In the center of the park, off the bicycle and pedestrian trail, there are remnants of a wooden staircase leading to the bottom of the basin. Here it’s easiest to get a sense of the neighborhood that might have once been here. The stairway – possibly a country cousin to some of the stairways we visited a few weeks ago in St. Paul – is unmaintained and mostly grown over, but there are still brick pavers in the ground, and vestiges of what could be foundational structures nearby. The path it cuts is a narrow one, and it’s not hard to imagine it being surrounded on all sides not by trees but by brick and wooden shanties. You can see the faintest traces of the footprints these houses might have had. It’s not hard to imagine voices coming through the walls, speaking Swedish and Italian, with sounds of the kitchen and of children running underfoot. Further down, there are a few remaining foundations, barely visible.
At the north end of the park, with the Hamms’ Brewery looming over it, there is an assemblage of stones, arranged in a circle – I started referring to it as “Swedehenge.” Some of the stones appear to be decorative, but a few, including the fencepost-like shape in the center, appear to have had some functional use at one time. Swedehenge sits on a mound, circled by pedestrian paths. I’m not sure where it came from, because there were no didactics or wayfaring signage around, explaining the significance of these stones or the identity of their creators. I found later it was the work of artist Christine Baeumler, and the work is, in fact, called Swede Hollow Henge.
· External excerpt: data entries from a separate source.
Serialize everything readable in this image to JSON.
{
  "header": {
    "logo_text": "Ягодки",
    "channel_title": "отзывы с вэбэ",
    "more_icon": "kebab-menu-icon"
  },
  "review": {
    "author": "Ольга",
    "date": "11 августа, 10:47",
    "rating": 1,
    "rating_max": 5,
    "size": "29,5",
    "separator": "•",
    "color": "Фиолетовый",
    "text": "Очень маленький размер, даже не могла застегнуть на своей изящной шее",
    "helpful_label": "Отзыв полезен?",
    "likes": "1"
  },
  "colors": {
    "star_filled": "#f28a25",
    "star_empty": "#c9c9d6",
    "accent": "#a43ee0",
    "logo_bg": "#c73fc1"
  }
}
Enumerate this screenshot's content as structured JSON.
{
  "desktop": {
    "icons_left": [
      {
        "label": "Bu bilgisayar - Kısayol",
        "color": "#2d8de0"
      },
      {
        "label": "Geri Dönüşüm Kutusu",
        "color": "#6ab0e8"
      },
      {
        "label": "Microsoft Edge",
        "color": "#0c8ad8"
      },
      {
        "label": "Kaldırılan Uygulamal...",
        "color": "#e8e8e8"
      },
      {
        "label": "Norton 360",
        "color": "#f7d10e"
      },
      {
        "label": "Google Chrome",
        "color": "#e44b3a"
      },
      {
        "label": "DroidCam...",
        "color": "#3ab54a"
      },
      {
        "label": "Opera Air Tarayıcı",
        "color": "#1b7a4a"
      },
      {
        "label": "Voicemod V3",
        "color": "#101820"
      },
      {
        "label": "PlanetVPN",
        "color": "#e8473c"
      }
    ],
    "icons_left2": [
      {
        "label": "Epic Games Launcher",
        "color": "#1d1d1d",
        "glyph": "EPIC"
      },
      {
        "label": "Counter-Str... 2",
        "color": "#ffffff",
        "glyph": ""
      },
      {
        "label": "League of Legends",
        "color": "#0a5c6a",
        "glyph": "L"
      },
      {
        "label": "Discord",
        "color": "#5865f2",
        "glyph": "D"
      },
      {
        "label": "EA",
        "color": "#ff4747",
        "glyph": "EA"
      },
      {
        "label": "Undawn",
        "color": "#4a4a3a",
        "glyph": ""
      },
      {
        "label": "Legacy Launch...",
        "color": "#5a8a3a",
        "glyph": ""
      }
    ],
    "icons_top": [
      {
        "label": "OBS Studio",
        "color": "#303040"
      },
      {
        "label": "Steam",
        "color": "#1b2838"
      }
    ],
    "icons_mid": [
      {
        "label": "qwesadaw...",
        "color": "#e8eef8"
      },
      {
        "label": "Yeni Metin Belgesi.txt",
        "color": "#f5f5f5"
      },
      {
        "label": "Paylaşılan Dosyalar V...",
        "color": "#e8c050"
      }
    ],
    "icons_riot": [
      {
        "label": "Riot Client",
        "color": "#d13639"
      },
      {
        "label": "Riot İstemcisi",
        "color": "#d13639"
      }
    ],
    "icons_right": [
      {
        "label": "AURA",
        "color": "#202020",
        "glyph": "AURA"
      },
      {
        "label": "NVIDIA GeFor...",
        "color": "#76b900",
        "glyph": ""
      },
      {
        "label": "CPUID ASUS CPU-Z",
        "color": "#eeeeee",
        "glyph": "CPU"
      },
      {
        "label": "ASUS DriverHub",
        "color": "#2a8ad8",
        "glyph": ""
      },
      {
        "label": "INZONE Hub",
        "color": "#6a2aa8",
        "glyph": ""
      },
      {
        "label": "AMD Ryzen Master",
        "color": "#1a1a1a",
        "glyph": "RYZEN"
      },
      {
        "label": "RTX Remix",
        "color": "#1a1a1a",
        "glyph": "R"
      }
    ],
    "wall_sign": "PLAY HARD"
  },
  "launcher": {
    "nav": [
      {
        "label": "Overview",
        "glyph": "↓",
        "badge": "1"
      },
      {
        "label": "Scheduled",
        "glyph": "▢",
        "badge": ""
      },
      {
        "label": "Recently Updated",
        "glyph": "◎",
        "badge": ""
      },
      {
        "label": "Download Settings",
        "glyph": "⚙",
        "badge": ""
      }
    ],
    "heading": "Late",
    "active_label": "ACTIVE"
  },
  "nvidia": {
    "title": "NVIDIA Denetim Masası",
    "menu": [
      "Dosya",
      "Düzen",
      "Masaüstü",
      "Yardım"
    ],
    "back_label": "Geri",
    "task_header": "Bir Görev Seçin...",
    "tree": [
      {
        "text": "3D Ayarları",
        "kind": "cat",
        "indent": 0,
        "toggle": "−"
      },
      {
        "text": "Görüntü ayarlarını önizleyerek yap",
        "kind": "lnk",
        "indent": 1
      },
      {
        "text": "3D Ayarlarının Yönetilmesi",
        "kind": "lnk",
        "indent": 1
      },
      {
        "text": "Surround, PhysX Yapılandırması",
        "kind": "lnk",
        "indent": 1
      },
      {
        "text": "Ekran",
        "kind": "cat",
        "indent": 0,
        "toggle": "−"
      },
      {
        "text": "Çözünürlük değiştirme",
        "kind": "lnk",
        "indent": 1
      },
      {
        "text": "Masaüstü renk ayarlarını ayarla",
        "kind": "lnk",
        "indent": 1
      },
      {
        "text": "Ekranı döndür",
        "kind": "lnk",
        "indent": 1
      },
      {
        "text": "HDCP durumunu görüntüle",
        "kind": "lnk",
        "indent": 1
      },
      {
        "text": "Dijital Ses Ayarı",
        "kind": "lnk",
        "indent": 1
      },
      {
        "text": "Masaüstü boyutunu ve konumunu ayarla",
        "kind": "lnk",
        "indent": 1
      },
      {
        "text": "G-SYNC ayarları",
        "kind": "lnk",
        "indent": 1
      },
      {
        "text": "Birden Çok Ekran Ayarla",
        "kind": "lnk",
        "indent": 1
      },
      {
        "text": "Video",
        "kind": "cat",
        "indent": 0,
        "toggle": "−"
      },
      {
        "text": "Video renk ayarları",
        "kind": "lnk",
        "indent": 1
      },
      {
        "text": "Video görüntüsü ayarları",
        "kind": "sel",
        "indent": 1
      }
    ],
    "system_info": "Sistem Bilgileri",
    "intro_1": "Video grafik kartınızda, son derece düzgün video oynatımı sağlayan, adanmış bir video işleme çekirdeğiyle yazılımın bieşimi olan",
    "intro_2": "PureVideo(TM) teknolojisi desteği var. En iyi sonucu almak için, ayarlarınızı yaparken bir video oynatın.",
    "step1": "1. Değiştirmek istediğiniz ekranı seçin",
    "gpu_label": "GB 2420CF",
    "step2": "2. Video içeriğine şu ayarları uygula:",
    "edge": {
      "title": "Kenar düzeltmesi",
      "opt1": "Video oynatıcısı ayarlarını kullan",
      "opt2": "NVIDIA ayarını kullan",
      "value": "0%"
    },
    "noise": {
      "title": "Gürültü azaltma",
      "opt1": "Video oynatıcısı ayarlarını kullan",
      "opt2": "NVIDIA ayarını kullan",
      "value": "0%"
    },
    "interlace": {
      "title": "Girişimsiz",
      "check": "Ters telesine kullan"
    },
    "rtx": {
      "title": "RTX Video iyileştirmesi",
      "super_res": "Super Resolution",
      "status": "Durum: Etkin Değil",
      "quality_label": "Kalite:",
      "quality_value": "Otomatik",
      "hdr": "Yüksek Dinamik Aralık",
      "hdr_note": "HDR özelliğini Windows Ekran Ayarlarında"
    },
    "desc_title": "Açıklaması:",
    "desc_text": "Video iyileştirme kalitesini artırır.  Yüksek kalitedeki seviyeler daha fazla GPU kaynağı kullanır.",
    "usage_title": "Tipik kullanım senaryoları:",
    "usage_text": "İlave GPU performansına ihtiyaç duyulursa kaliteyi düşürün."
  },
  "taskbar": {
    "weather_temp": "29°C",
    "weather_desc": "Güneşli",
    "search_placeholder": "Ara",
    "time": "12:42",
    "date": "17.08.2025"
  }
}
I initially imagined that Baeumler’s work might be an unofficial monument, erected by unknown parties. Baeumler is a much-celebrated artist that’s been working with social engagement and environmental restoration for many years, and this work fits comfortably into that practice. However, I love the mystery and ambiguity around the piece. I like the fact that it’s not marked, and is allowed to exist without signage or markers, for people to encounter and interpret however they will. Is it an artifact? Artwork? Something else? Swede Hollow was a neighborhood carved out of the wild and held together for over a century by little more than improvisation, necessity and willpower. It probably wasn’t a lot of fun to live there, but it was home to thousands. This mysterious little civic monument to these now-anonymous people that called the neighborhood home for a century is a beautiful reflection of that.
This piece has been updated with information about Christine Baeumler’s Swede Hollow Henge.